JM: You have lived many complexities at the interface of global development systems and a low-income country with fragile institutional structures. Is there one thing you would like to see multilateral actors do more of? And one thing you’d like to see them do less?

NS: I believe one should reflect on why institutions and systems become fragile in the first place, and how some interventions inadvertently create fragility. I had the honor to be part of the g7+ discussion when I served as deputy minister of finance in Afghanistan. My experience of coordinating aid at the national level as well as the voices of many countries represented in the g7+ converged on low-income countries having the ownership of processes and activities related to aid. Once this principle is enhanced, other actions like reforms, capacity building, and institution building follow. I often get the question of how such a principle could be followed in Afghanistan in absence of a legitimate government. In such circumstances, multilateral actors’ role remains stronger and can protect the systems, institutional memory, and human capital that can be forceful agents in times of normalcy. Amid a time of global economic strain, actors should strive to bring the most value out of assistance to low-income countries. Thus, I strongly emphasize the principle of no-duplication for development interventions. Multi-lateral actors should aim to avoid any forms of creating parallel institutions, and funding duplicate development interventions.

JM: There are widespread concerns that international actors are not doing enough to support low-income countries that have been grappling with intense overlapping crises in recent months—food prices, fuel prices, debt problems, and more. Do you see clear options on what could be done differently?

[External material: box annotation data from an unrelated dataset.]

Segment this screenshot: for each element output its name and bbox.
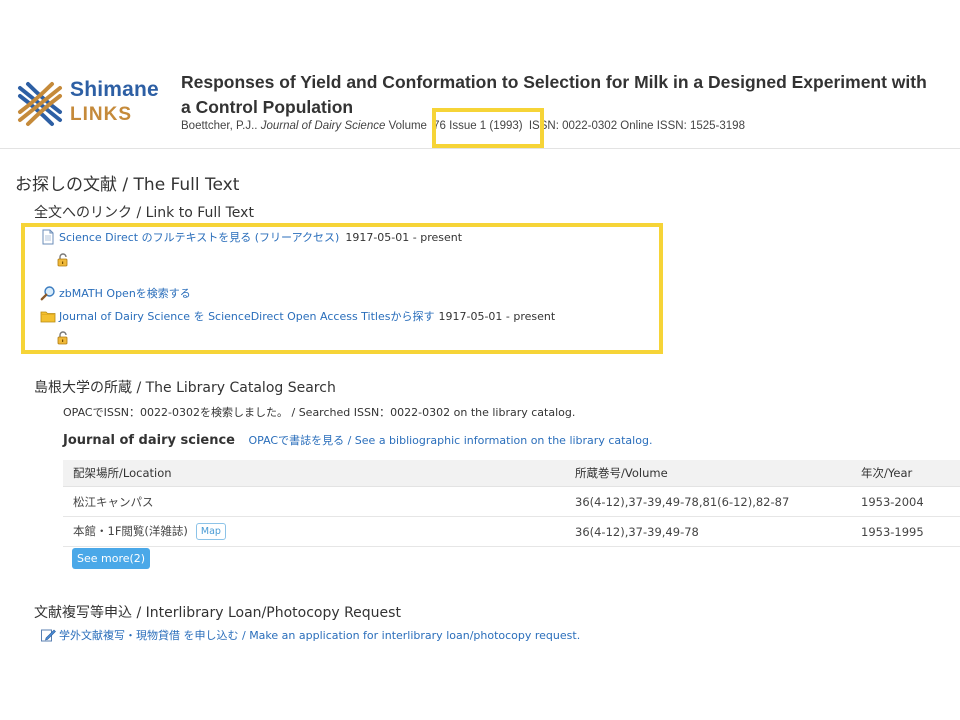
zbmath-link[interactable]: zbMATH Openを検索する — [59, 285, 191, 301]
cell-location: 本館・1F閲覧(洋雑誌) Map — [63, 516, 565, 547]
cell-year: 1953-1995 — [851, 516, 960, 547]
ill-heading: 文献複写等申込 / Interlibrary Loan/Photocopy Re… — [34, 605, 401, 621]
article-title: Responses of Yield and Conformation to S… — [181, 72, 927, 117]
article-volume-issue: 76 Issue 1 (1993) — [433, 120, 523, 132]
open-lock-icon — [57, 253, 68, 267]
page-header: Shimane LINKS Responses of Yield and Con… — [0, 60, 960, 149]
ill-link-row[interactable]: 学外文献複写・現物貸借 を申し込む / Make an application … — [40, 627, 580, 643]
holdings-table: 配架場所/Location 所蔵巻号/Volume 年次/Year 松江キャンパ… — [63, 460, 960, 547]
see-more-button[interactable]: See more(2) — [72, 548, 151, 569]
magnifier-icon — [40, 286, 55, 301]
map-button[interactable]: Map — [195, 523, 226, 540]
table-row: 松江キャンパス 36(4-12),37-39,49-78,81(6-12),82… — [63, 486, 960, 517]
document-icon — [42, 229, 54, 245]
logo-mark-icon — [18, 82, 62, 126]
location-text: 本館・1F閲覧(洋雑誌) — [73, 524, 188, 538]
fulltext-subheading: 全文へのリンク / Link to Full Text — [34, 205, 254, 221]
logo-text-shimane: Shimane — [70, 78, 159, 101]
column-header-volume: 所蔵巻号/Volume — [565, 460, 851, 487]
cell-volume: 36(4-12),37-39,49-78,81(6-12),82-87 — [565, 486, 851, 517]
catalog-heading: 島根大学の所蔵 / The Library Catalog Search — [34, 380, 336, 396]
logo-text-links: LINKS — [70, 104, 132, 125]
article-volume-prefix: Volume — [388, 120, 427, 132]
ill-application-link[interactable]: 学外文献複写・現物貸借 を申し込む / Make an application … — [59, 627, 580, 643]
opac-bibliographic-link[interactable]: OPACで書誌を見る / See a bibliographic informa… — [249, 434, 653, 447]
catalog-journal-title: Journal of dairy science — [63, 433, 235, 448]
edit-icon — [41, 629, 56, 642]
table-row: 本館・1F閲覧(洋雑誌) Map 36(4-12),37-39,49-78 195… — [63, 516, 960, 547]
column-header-year: 年次/Year — [851, 460, 960, 487]
article-citation: Boettcher, P.J.. Journal of Dairy Scienc… — [181, 120, 745, 132]
cell-year: 1953-2004 — [851, 486, 960, 517]
fulltext-link-sciencedirect[interactable]: Science Direct のフルテキストを見る (フリーアクセス) 1917… — [40, 229, 462, 245]
folder-icon — [40, 311, 56, 323]
cell-volume: 36(4-12),37-39,49-78 — [565, 516, 851, 547]
open-lock-icon — [57, 331, 68, 345]
column-header-location: 配架場所/Location — [63, 460, 565, 487]
article-issn: ISSN: 0022-0302 — [528, 120, 618, 132]
fulltext-link-open-access[interactable]: Journal of Dairy Science を ScienceDirect… — [40, 308, 555, 324]
article-online-issn: Online ISSN: 1525-3198 — [620, 120, 745, 132]
fulltext-link-zbmath[interactable]: zbMATH Openを検索する — [40, 285, 191, 301]
sciencedirect-link[interactable]: Science Direct のフルテキストを見る (フリーアクセス) — [59, 229, 339, 245]
holdings-header-row: 配架場所/Location 所蔵巻号/Volume 年次/Year — [63, 460, 960, 487]
open-access-link[interactable]: Journal of Dairy Science を ScienceDirect… — [59, 308, 434, 324]
article-authors: Boettcher, P.J.. — [181, 120, 258, 132]
article-journal: Journal of Dairy Science — [260, 120, 386, 132]
cell-location: 松江キャンパス — [63, 486, 565, 517]
shimane-links-logo[interactable]: Shimane LINKS — [14, 76, 164, 132]
sciencedirect-date: 1917-05-01 - present — [345, 230, 463, 244]
catalog-searched-text: OPACでISSN：0022-0302を検索しました。 / Searched I… — [63, 406, 576, 419]
open-access-date: 1917-05-01 - present — [438, 309, 556, 323]
fulltext-heading: お探しの文献 / The Full Text — [15, 175, 240, 195]
catalog-journal-row: Journal of dairy science OPACで書誌を見る / Se… — [63, 432, 652, 448]
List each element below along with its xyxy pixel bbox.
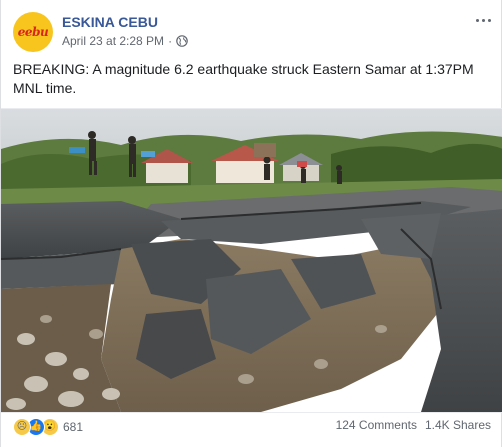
page-name-link[interactable]: ESKINA CEBU: [62, 14, 158, 30]
sad-icon: ☹: [13, 418, 31, 436]
globe-icon[interactable]: [176, 35, 188, 47]
post-meta: April 23 at 2:28 PM ·: [62, 34, 188, 48]
ellipsis-icon[interactable]: [473, 12, 493, 28]
shares-count-link[interactable]: 1.4K Shares: [425, 418, 491, 432]
facebook-post: eebu ESKINA CEBU April 23 at 2:28 PM · B…: [0, 0, 502, 447]
meta-separator: ·: [168, 34, 173, 48]
post-header: eebu ESKINA CEBU April 23 at 2:28 PM ·: [13, 12, 493, 52]
page-logo: eebu: [17, 25, 49, 39]
post-photo[interactable]: [1, 108, 502, 413]
reaction-count: 681: [63, 420, 84, 434]
page-avatar[interactable]: eebu: [13, 12, 53, 52]
post-body-text: BREAKING: A magnitude 6.2 earthquake str…: [13, 61, 474, 96]
post-timestamp[interactable]: April 23 at 2:28 PM: [62, 34, 164, 48]
comments-count-link[interactable]: 124 Comments: [336, 418, 417, 432]
engagement-counts: 124 Comments 1.4K Shares: [336, 418, 491, 432]
cracked-road-earthquake-photo: [1, 109, 502, 412]
reactions-summary[interactable]: ☹ 👍 😮 681: [13, 418, 83, 436]
post-footer: ☹ 👍 😮 681 124 Comments 1.4K Shares: [13, 418, 491, 438]
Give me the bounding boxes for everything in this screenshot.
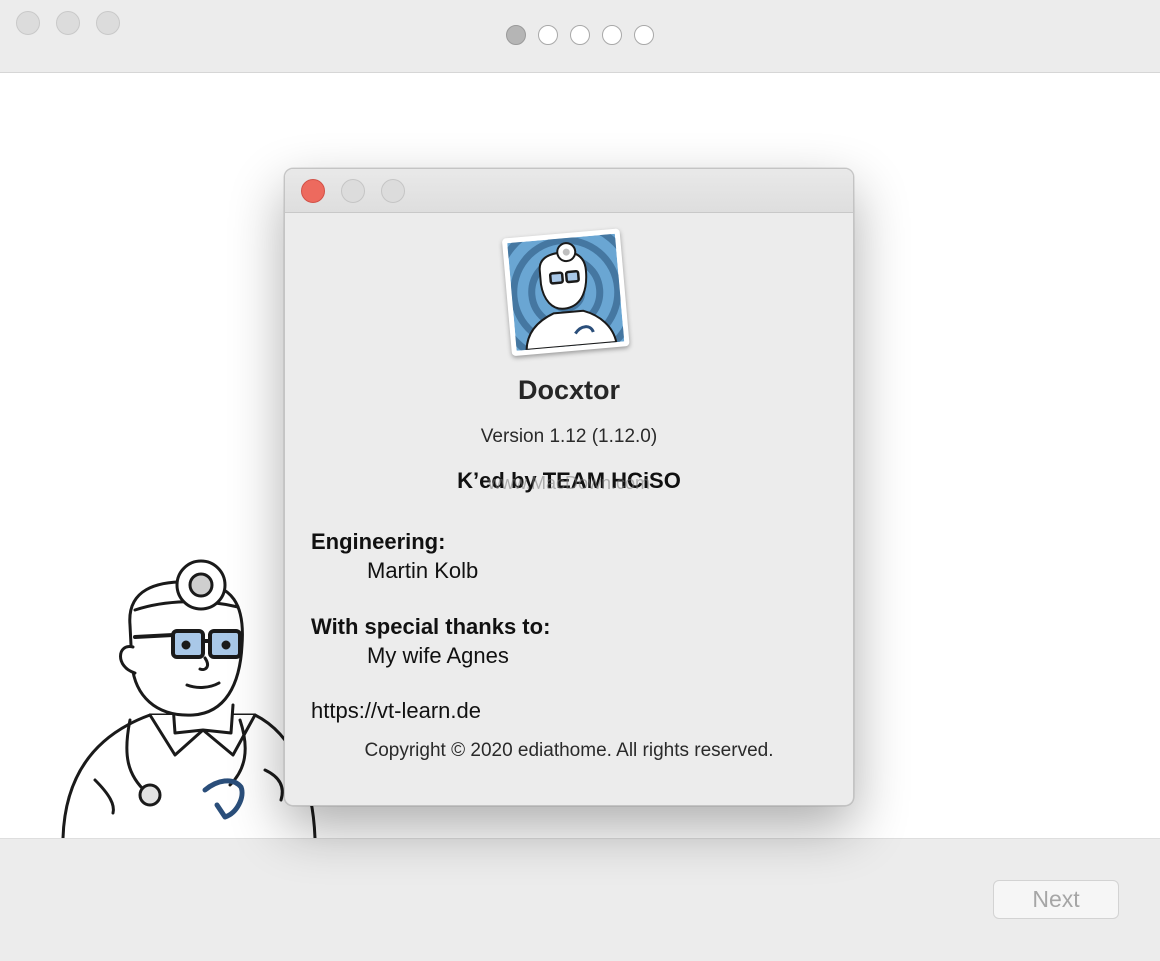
page-dot-3[interactable]: [570, 25, 590, 45]
page-dot-4[interactable]: [602, 25, 622, 45]
dialog-close-button[interactable]: [301, 179, 325, 203]
page-indicator: [0, 25, 1160, 45]
credits-section: Engineering: Martin Kolb With special th…: [311, 527, 831, 725]
docxtor-logo-icon: [507, 233, 625, 351]
engineering-heading: Engineering:: [311, 529, 446, 554]
main-titlebar: [0, 0, 1160, 73]
next-button[interactable]: Next: [993, 880, 1119, 919]
engineering-name: Martin Kolb: [367, 558, 479, 583]
page-dot-5[interactable]: [634, 25, 654, 45]
dialog-minimize-button[interactable]: [341, 179, 365, 203]
watermark-text: www.MacDown.com: [487, 473, 651, 493]
dialog-titlebar: [285, 169, 853, 213]
app-name: Docxtor: [517, 375, 620, 405]
website-link[interactable]: https://vt-learn.de: [311, 696, 831, 725]
thanks-heading: With special thanks to:: [311, 614, 551, 639]
thanks-name: My wife Agnes: [367, 643, 509, 668]
page-dot-1[interactable]: [506, 25, 526, 45]
copyright-text: Copyright © 2020 ediathome. All rights r…: [364, 740, 774, 761]
dialog-zoom-button[interactable]: [381, 179, 405, 203]
version-label: Version 1.12 (1.12.0): [480, 426, 658, 447]
app-icon: [501, 228, 636, 362]
page-dot-2[interactable]: [538, 25, 558, 45]
main-footer: [0, 838, 1160, 961]
about-dialog: Docxtor Version 1.12 (1.12.0) K’ed by TE…: [284, 168, 854, 806]
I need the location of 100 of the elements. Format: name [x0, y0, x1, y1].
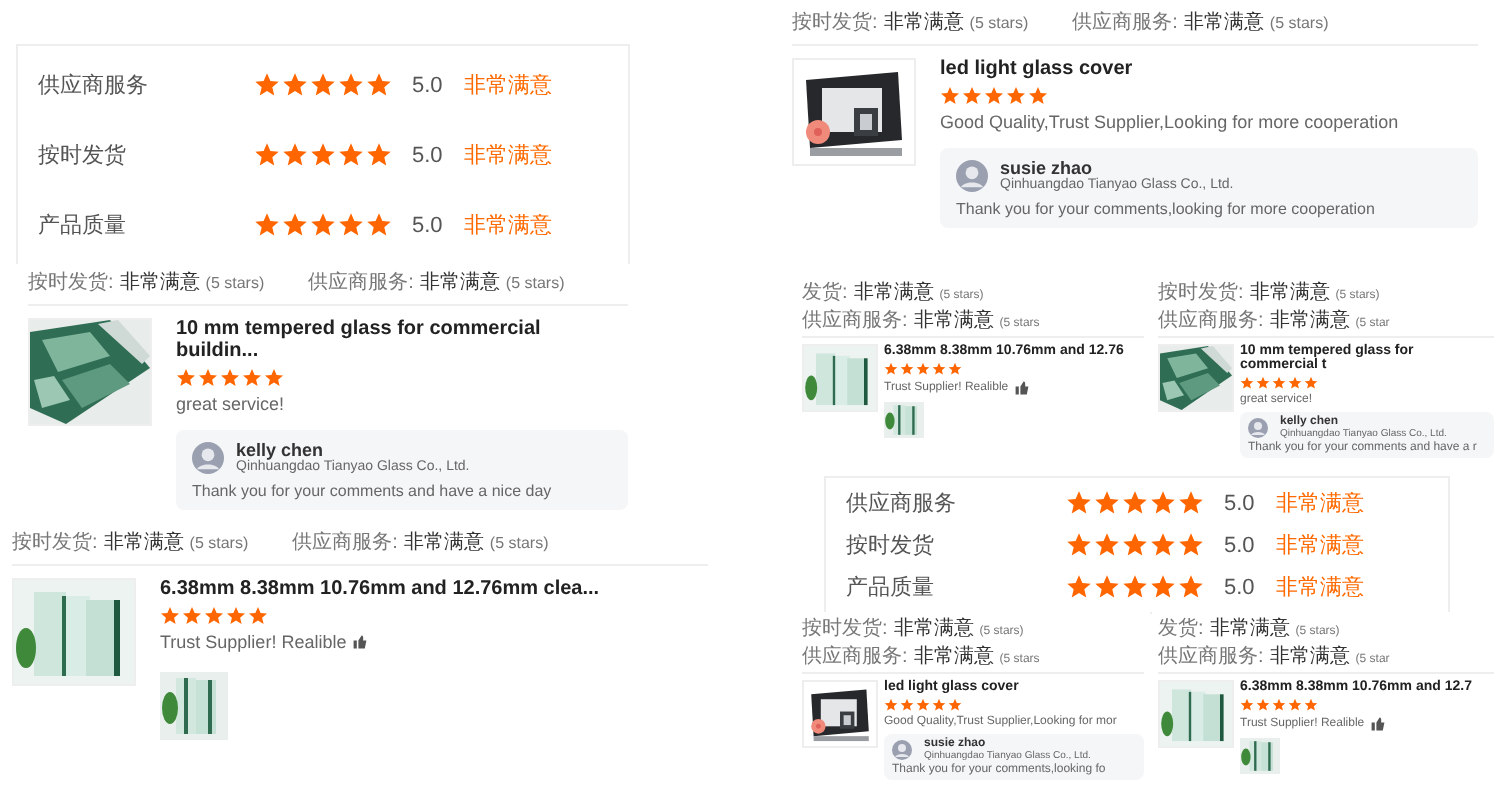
meta-value: 非常满意 [419, 269, 500, 296]
star-icon [182, 606, 202, 626]
star-icon [1150, 490, 1176, 516]
star-icon [160, 606, 180, 626]
meta-value: 非常满意 [1183, 9, 1264, 36]
star-icon [310, 212, 336, 238]
star-icon [962, 86, 982, 106]
rating-label: 产品质量 [38, 211, 128, 240]
star-icon [366, 142, 392, 168]
star-icon [264, 368, 284, 388]
meta-label: 供应商服务: [1158, 307, 1264, 334]
star-icon [1178, 532, 1204, 558]
avatar-icon [892, 740, 912, 760]
rating-verdict: 非常满意 [1276, 490, 1364, 518]
star-icon [940, 86, 960, 106]
meta-value: 非常满意 [1269, 643, 1350, 670]
rating-score: 5.0 [1224, 491, 1257, 515]
rating-verdict: 非常满意 [464, 142, 552, 170]
meta-note: (5 stars) [189, 534, 249, 552]
meta-label: 供应商服务: [1158, 643, 1264, 670]
meta-label: 供应商服务: [1072, 9, 1178, 36]
meta-label: 发货: [1158, 616, 1204, 642]
star-icon [338, 212, 364, 238]
meta-label: 供应商服务: [802, 307, 908, 334]
star-icon [366, 72, 392, 98]
star-icon [198, 368, 218, 388]
meta-label: 供应商服务: [292, 529, 398, 556]
meta-label: 按时发货: [1158, 279, 1244, 306]
rating-label: 按时发货 [846, 532, 936, 560]
star-icon [242, 368, 262, 388]
star-icon [176, 368, 196, 388]
product-title[interactable]: 10 mm tempered glass for commercial buildin... [176, 318, 628, 362]
star-icon [1178, 490, 1204, 516]
star-icon [282, 212, 308, 238]
star-icon [310, 72, 336, 98]
product-title[interactable]: led light glass cover [940, 58, 1478, 80]
meta-label: 按时发货: [12, 529, 98, 556]
meta-value: 非常满意 [1269, 307, 1350, 334]
review-comment: Trust Supplier! Realible [160, 632, 347, 652]
rating-label: 供应商服务 [38, 71, 150, 100]
star-icon [1094, 490, 1120, 516]
thumbs-up-icon [1014, 380, 1031, 396]
rating-score: 5.0 [1224, 575, 1257, 599]
star-icon [204, 606, 224, 626]
meta-label: 按时发货: [802, 615, 888, 642]
star-icon [254, 142, 280, 168]
meta-value: 非常满意 [1249, 279, 1330, 306]
rating-score: 5.0 [412, 143, 445, 167]
reply-text: Thank you for your comments,looking for more cooperation [956, 200, 1377, 218]
meta-value: 非常满意 [103, 529, 184, 556]
star-icon [984, 86, 1004, 106]
meta-label: 按时发货: [28, 269, 114, 296]
meta-value: 非常满意 [1209, 615, 1290, 642]
star-icon [1122, 532, 1148, 558]
rating-verdict: 非常满意 [1276, 574, 1364, 602]
reply-author: susie zhao [1000, 158, 1093, 178]
meta-value: 非常满意 [913, 643, 994, 670]
meta-label: 供应商服务: [308, 269, 414, 296]
avatar-icon [956, 159, 988, 191]
rating-label: 按时发货 [38, 142, 128, 170]
star-icon [282, 72, 308, 98]
rating-verdict: 非常满意 [464, 72, 552, 100]
star-icon [1028, 86, 1048, 106]
meta-label: 按时发货: [792, 9, 878, 36]
star-icon [1006, 86, 1026, 106]
star-icon [1178, 574, 1204, 600]
review-comment: Good Quality,Trust Supplier,Looking for more cooperation [940, 112, 1399, 132]
meta-note: (5 stars) [489, 534, 549, 552]
star-icon [1122, 574, 1148, 600]
star-icon [1094, 574, 1120, 600]
meta-value: 非常满意 [853, 279, 934, 306]
star-icon [310, 142, 336, 168]
thumbs-up-icon [1370, 716, 1387, 732]
star-icon [1066, 532, 1092, 558]
rating-score: 5.0 [1224, 533, 1257, 557]
rating-verdict: 非常满意 [1276, 532, 1364, 560]
star-icon [1150, 532, 1176, 558]
star-icon [1066, 490, 1092, 516]
star-icon [226, 606, 246, 626]
meta-note: (5 stars) [969, 14, 1029, 32]
meta-note: (5 stars) [1269, 14, 1329, 32]
star-icon [282, 142, 308, 168]
star-icon [1122, 490, 1148, 516]
star-icon [1150, 574, 1176, 600]
reply-text: Thank you for your comments and have a nice day [192, 482, 554, 500]
reply-author: kelly chen [236, 440, 324, 460]
meta-value: 非常满意 [403, 529, 484, 556]
star-icon [1066, 574, 1092, 600]
star-icon [254, 72, 280, 98]
star-icon [1094, 532, 1120, 558]
rating-score: 5.0 [412, 73, 445, 97]
star-icon [366, 212, 392, 238]
meta-label: 供应商服务: [802, 643, 908, 670]
star-icon [338, 142, 364, 168]
meta-note: (5 stars) [205, 274, 265, 292]
star-icon [220, 368, 240, 388]
meta-value: 非常满意 [119, 269, 200, 296]
product-title[interactable]: 6.38mm 8.38mm 10.76mm and 12.76mm clea... [160, 578, 708, 600]
rating-verdict: 非常满意 [464, 212, 552, 240]
meta-value: 非常满意 [913, 307, 994, 334]
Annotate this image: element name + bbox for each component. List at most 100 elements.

Do you see any bright spots in how the world is responding?

NS: Alarming, is an underestimation to describe the outlook in low-income countries. The recent natural disaster in South Asia has exacerbated the situation and will be pushing more people to poverty and food insecurity. The World Bank Group will make emergency aid available to countries at risk, and G7 nations have made some pledges which still need to be realized. However, countries need a quick response. The World Food Program warns of 50 million people in 45 countries are on the edge of famine. And famine cannot wait. The countries mostly hit by climate change are the ones who had no share in creating it, and it is still time to act:

First, international actors should coordinate efforts in support of comprehensive social safety net programs that are quick and reach the majority. Second, countries with a debt burden need more incentives to apply for relief, and it seems the process has rather been slow and burdensome. Third, there is an open spot for more regional engagement and diplomacy. For example, more countries in Asia need to step up regionally to avert the looming crisis that may also impact other countries in the future. High-income countries can set up a bridge fund with sufficient resources to offset the energy and food costs for poor countries that would prevent a fall off from SDG achievement. The cost for countries that are the biggest contributors to climate change is not significant; the cost for low-income countries will be generational. Last but not the least, Multilateral actors need to rethink the approach to their interventions—more investment in environmental protection and early warning systems, more emphasis on the right reforms, and sound public investment management systems.